Currently, Dr. Williams volunteers with the American Medical Informatics Association Genomics and Translational Bioinformatics Working Group, the Institute of Medicine Electronic Health Record Action Collaborative, the National Human Genome Research Institute Genomic Medicine Working Group Planning Committee, and the NIH Undiagnosed Diseases Program External Scientific Panel. He is also a professor at Geisinger Commonwealth School of Medicine and an adjunct professor of biomedical informatics at Ohio State University and the University of Utah.
Dr. Williams’ medical career began with private practice pediatrics, first in Michigan, then in California, finally joining Wisconsin’s Gundersen Lutheran Medical Center as a pediatrician in 1991. It was during his practice here that he completed his fellowship at the University of Wisconsin-Madison becoming the first geneticist to practice at Gundersen. He became Gundersen Lutheran Health Plan’s associate medical director in 1999, adding the responsibility of overseeing quality control, coverage, credentialing, technology assessment, and disease management for diabetes and congestive heart failure. Five years later he moved to Utah as founding director of the Intermountain Healthcare Clinical Genetics Institute, a position he held until 2011, when he joined the Geisinger Genomic Medicine Institute in Pennsylvania as the first director of that institute.
Dr. Williams is currently professor and director emeritus of the Genomic Medicine Institute at Geisinger. His research interests, represented by more than 200 published journal articles, relate primarily to the diagnosis and treatment of patients with genetic disease, as well as development of electronic health record capabilities to identify patients who have genetic diseases at the point of care.
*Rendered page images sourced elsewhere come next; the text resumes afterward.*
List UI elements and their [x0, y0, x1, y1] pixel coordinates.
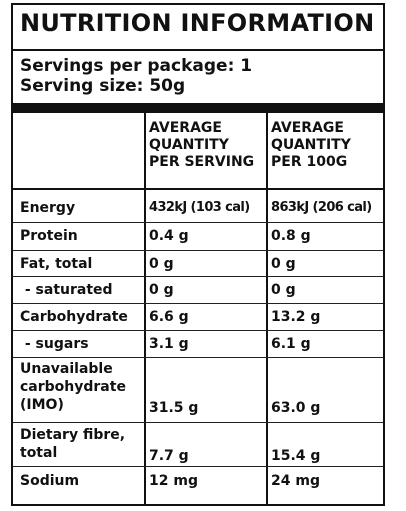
row-label: - saturated [20, 282, 113, 298]
servings-per-package: Servings per package: 1 [20, 56, 253, 76]
row-per-serving: 31.5 g [149, 400, 199, 416]
row-divider [13, 422, 383, 423]
row-per-serving: 0 g [149, 282, 174, 298]
header-line: AVERAGE [149, 120, 222, 136]
row-per-serving: 7.7 g [149, 448, 189, 464]
title-divider [13, 49, 383, 51]
header-line: PER 100G [271, 154, 348, 170]
row-per-100g: 15.4 g [271, 448, 321, 464]
header-line: QUANTITY [149, 137, 229, 153]
thick-divider [13, 103, 383, 113]
row-per-serving: 0.4 g [149, 228, 189, 244]
row-per-serving: 432kJ (103 cal) [149, 200, 250, 215]
row-label: Fat, total [20, 256, 93, 272]
row-label: Protein [20, 228, 78, 244]
header-line: QUANTITY [271, 137, 351, 153]
column-divider-1 [144, 113, 146, 504]
row-label: Dietary fibre, [20, 427, 126, 443]
row-per-serving: 0 g [149, 256, 174, 272]
row-per-100g: 0 g [271, 256, 296, 272]
header-per-serving: AVERAGE QUANTITY PER SERVING [149, 120, 254, 171]
serving-size: Serving size: 50g [20, 76, 186, 96]
table-row: Energy 432kJ (103 cal) 863kJ (206 cal) [13, 196, 383, 222]
table-row: - saturated 0 g 0 g [13, 277, 383, 303]
row-per-100g: 0.8 g [271, 228, 311, 244]
row-per-100g: 63.0 g [271, 400, 321, 416]
panel-title: NUTRITION INFORMATION [20, 9, 375, 37]
table-row: - sugars 3.1 g 6.1 g [13, 331, 383, 357]
table-row: Sodium 12 mg 24 mg [13, 467, 383, 493]
row-per-serving: 6.6 g [149, 309, 189, 325]
row-divider [13, 303, 383, 304]
row-per-100g: 0 g [271, 282, 296, 298]
row-per-100g: 13.2 g [271, 309, 321, 325]
table-row: Carbohydrate 6.6 g 13.2 g [13, 304, 383, 330]
row-per-serving: 3.1 g [149, 336, 189, 352]
row-divider [13, 357, 383, 358]
row-label: Unavailable [20, 361, 113, 377]
nutrition-panel: NUTRITION INFORMATION Servings per packa… [11, 3, 385, 506]
row-label: (IMO) [20, 397, 64, 413]
row-label: - sugars [20, 336, 89, 352]
row-label: total [20, 445, 58, 461]
row-divider [13, 330, 383, 331]
row-label: carbohydrate [20, 379, 126, 395]
table-row: Protein 0.4 g 0.8 g [13, 223, 383, 249]
table-row: Dietary fibre, total 7.7 g 15.4 g [13, 423, 383, 467]
header-line: PER SERVING [149, 154, 255, 170]
header-per-100g: AVERAGE QUANTITY PER 100G [271, 120, 351, 171]
row-divider [13, 276, 383, 277]
row-divider [13, 250, 383, 251]
row-divider [13, 466, 383, 467]
table-row: Unavailable carbohydrate (IMO) 31.5 g 63… [13, 358, 383, 422]
row-per-100g: 863kJ (206 cal) [271, 200, 372, 215]
header-line: AVERAGE [271, 120, 344, 136]
table-row: Fat, total 0 g 0 g [13, 251, 383, 277]
row-label: Sodium [20, 473, 80, 489]
row-per-100g: 6.1 g [271, 336, 311, 352]
header-divider [13, 188, 383, 190]
row-label: Energy [20, 200, 76, 216]
column-divider-2 [266, 113, 268, 504]
row-label: Carbohydrate [20, 309, 128, 325]
row-per-serving: 12 mg [149, 473, 198, 489]
row-per-100g: 24 mg [271, 473, 320, 489]
row-divider [13, 222, 383, 223]
serving-info: Servings per package: 1 Serving size: 50… [20, 56, 252, 96]
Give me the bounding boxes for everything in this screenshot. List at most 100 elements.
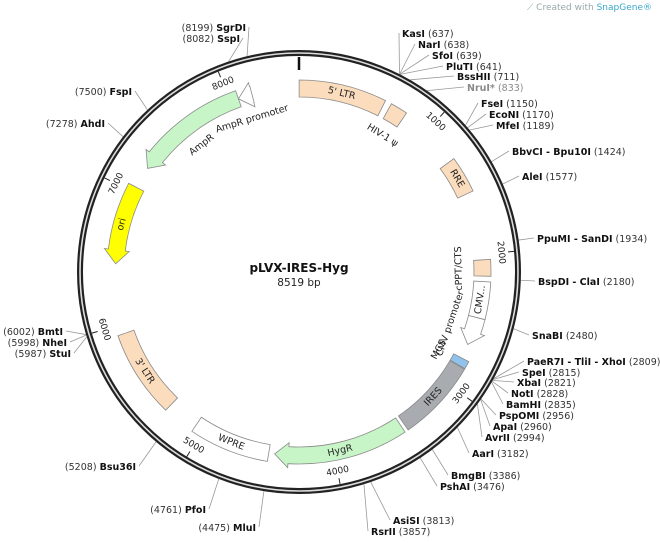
- enzyme-name: BmtI: [38, 327, 63, 338]
- feature-wpre[interactable]: [191, 416, 271, 462]
- enzyme-site-rsrii[interactable]: RsrII (3857): [371, 527, 430, 538]
- enzyme-site-bamhi[interactable]: BamHI (2835): [506, 400, 576, 411]
- enzyme-position-value: 3386: [492, 471, 516, 482]
- enzyme-name: NotI: [511, 389, 534, 400]
- enzyme-name: XbaI: [517, 378, 541, 389]
- enzyme-site-spei[interactable]: SpeI (2815): [522, 368, 580, 379]
- enzyme-site-kasi[interactable]: KasI (637): [402, 29, 454, 40]
- feature-rre[interactable]: [439, 158, 474, 199]
- enzyme-site-pspomi[interactable]: PspOMI (2956): [499, 411, 574, 422]
- enzyme-position: (1170): [522, 110, 554, 121]
- enzyme-position-value: 5208: [69, 462, 93, 473]
- enzyme-site-mlui[interactable]: (4475) MluI: [198, 523, 256, 534]
- tick-mark: [186, 451, 191, 457]
- tick-mark: [91, 330, 98, 334]
- enzyme-leader-line: [480, 399, 491, 427]
- enzyme-position: (8199): [182, 23, 214, 34]
- tick-label: 7000: [107, 171, 126, 196]
- enzyme-position: (6002): [3, 327, 35, 338]
- enzyme-position: (1424): [594, 147, 626, 158]
- enzyme-site-ahdi[interactable]: (7278) AhdI: [46, 119, 105, 130]
- enzyme-position-value: 8082: [186, 34, 210, 45]
- enzyme-site-xbai[interactable]: XbaI (2821): [517, 378, 576, 389]
- enzyme-position-value: 833: [502, 83, 520, 94]
- feature-5-ltr[interactable]: [298, 79, 387, 117]
- enzyme-position: (2956): [542, 411, 574, 422]
- enzyme-site-stui[interactable]: (5987) StuI: [15, 349, 71, 360]
- enzyme-site-bsshii[interactable]: BssHII (711): [457, 72, 519, 83]
- enzyme-site-nari[interactable]: NarI (638): [418, 40, 469, 51]
- enzyme-name: NheI: [42, 338, 67, 349]
- enzyme-site-alei[interactable]: AleI (1577): [522, 172, 577, 183]
- enzyme-leader-line: [419, 457, 438, 487]
- enzyme-site-fspi[interactable]: (7500) FspI: [75, 87, 132, 98]
- tick-mark: [217, 71, 222, 78]
- enzyme-site-asisi[interactable]: AsiSI (3813): [393, 516, 454, 527]
- enzyme-site-bmgbi[interactable]: BmgBI (3386): [451, 471, 520, 482]
- enzyme-site-nhei[interactable]: (5998) NheI: [8, 338, 67, 349]
- enzyme-position: (637): [428, 29, 454, 40]
- enzyme-position: (711): [494, 72, 520, 83]
- enzyme-leader-line: [134, 90, 148, 111]
- enzyme-name: AsiSI: [393, 516, 420, 527]
- enzyme-leader-line: [370, 481, 391, 521]
- enzyme-name: SnaBI: [532, 331, 563, 342]
- enzyme-name: SspI: [217, 34, 240, 45]
- enzyme-site-ppumi-sandi[interactable]: PpuMI - SanDI (1934): [537, 234, 647, 245]
- enzyme-site-pluti[interactable]: PluTI (641): [446, 62, 502, 73]
- tick-label: 6000: [96, 317, 112, 342]
- enzyme-name: RsrII: [371, 527, 396, 538]
- feature-ori[interactable]: [103, 182, 145, 265]
- feature-mcs[interactable]: [449, 353, 470, 370]
- enzyme-leader-line: [208, 478, 220, 510]
- enzyme-leader-line: [400, 65, 444, 75]
- enzyme-position-value: 3476: [477, 482, 501, 493]
- enzyme-site-aari[interactable]: AarI (3182): [472, 449, 529, 460]
- enzyme-position-value: 3813: [426, 516, 450, 527]
- enzyme-leader-line: [431, 449, 449, 476]
- feature-cppt-cts[interactable]: [473, 258, 492, 277]
- enzyme-leader-line: [228, 37, 244, 62]
- tick-label: 5000: [181, 436, 206, 457]
- enzyme-name: PluTI: [446, 62, 473, 73]
- enzyme-position: (2835): [544, 400, 576, 411]
- enzyme-site-snabi[interactable]: SnaBI (2480): [532, 331, 597, 342]
- enzyme-leader-line: [493, 360, 525, 379]
- feature-ires[interactable]: [397, 360, 466, 431]
- enzyme-name: SgrDI: [216, 23, 246, 34]
- feature-hygr[interactable]: [274, 417, 406, 469]
- enzyme-site-bmti[interactable]: (6002) BmtI: [3, 327, 63, 338]
- enzyme-position: (7500): [75, 87, 107, 98]
- enzyme-site-pshai[interactable]: PshAI (3476): [440, 482, 505, 493]
- feature-3-ltr[interactable]: [117, 329, 179, 411]
- tick-label: 8000: [211, 75, 236, 93]
- enzyme-name: AvrII: [485, 433, 510, 444]
- feature-cmv-promoter[interactable]: [460, 314, 486, 346]
- feature-ampr[interactable]: [145, 90, 242, 169]
- enzyme-site-sfoi[interactable]: SfoI (639): [432, 51, 482, 62]
- enzyme-site-bbvci-bpu10i[interactable]: BbvCI - Bpu10I (1424): [512, 147, 626, 158]
- feature-hiv-1-[interactable]: [382, 103, 408, 128]
- enzyme-site-bspdi-clai[interactable]: BspDI - ClaI (2180): [538, 277, 635, 288]
- feature-ampr-promoter[interactable]: [237, 81, 256, 108]
- enzyme-site-nrui-[interactable]: NruI* (833): [467, 83, 524, 94]
- enzyme-site-sspi[interactable]: (8082) SspI: [183, 34, 241, 45]
- enzyme-position: (833): [498, 83, 524, 94]
- enzyme-site-mfei[interactable]: MfeI (1189): [496, 121, 554, 132]
- enzyme-site-noti[interactable]: NotI (2828): [511, 389, 568, 400]
- enzyme-site-apai[interactable]: ApaI (2960): [493, 422, 552, 433]
- enzyme-site-econi[interactable]: EcoNI (1170): [489, 110, 554, 121]
- enzyme-leader-line: [491, 150, 510, 162]
- enzyme-position-value: 6002: [7, 327, 31, 338]
- enzyme-site-bsu36i[interactable]: (5208) Bsu36I: [65, 462, 136, 473]
- enzyme-site-avrii[interactable]: AvrII (2994): [485, 433, 545, 444]
- enzyme-position: (4761): [150, 505, 182, 516]
- enzyme-site-sgrdi[interactable]: (8199) SgrDI: [182, 23, 246, 34]
- enzyme-leader-line: [457, 427, 470, 454]
- enzyme-position: (1189): [523, 121, 555, 132]
- enzyme-site-fsei[interactable]: FseI (1150): [481, 99, 538, 110]
- enzyme-site-pfoi[interactable]: (4761) PfoI: [150, 505, 206, 516]
- enzyme-leader-line: [399, 43, 416, 75]
- enzyme-site-paer7i-tlii-xhoi[interactable]: PaeR7I - TliI - XhoI (2809): [527, 357, 660, 368]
He works with the National Institutes of Health’s ClinGen project to provide expert curation for the pediatric actionability working group and leadership for electronic health record integration, and he is a co-investigator with the Newborn Screening Translational Research Network, a project that creates a central bank of information generated by newborn screening programs across the United States.
Chemistry was the focus of Dr. Williams’ undergraduate degree at the University of Wisconsin-Madison, and he earned his medical degree four years later from the same institution. He completed his residency in pediatrics at the University of Utah, his fellowship in medical genetics at the University of Wisconsin-Madison, and he received his certification in Clinical Informatics from the American Board of Preventive Medicine in 2015.
“The American College of Medical Genetics and Genomics is fortunate to have Dr. Marc Williams as its incoming President,” says ACMG’s CEO Max Muenke, MD, FACMG. “Dr. Williams’ more than two decades of service to ACMG in various leadership positions has given him a deep understanding of the workings of the College. He is intimately familiar with the various working groups and committees, and his knowledge as a practicing physician with triple board certification in medical genetics, pediatrics, and medical informatics has well-prepared Dr. Williams for this important leadership position of the College.”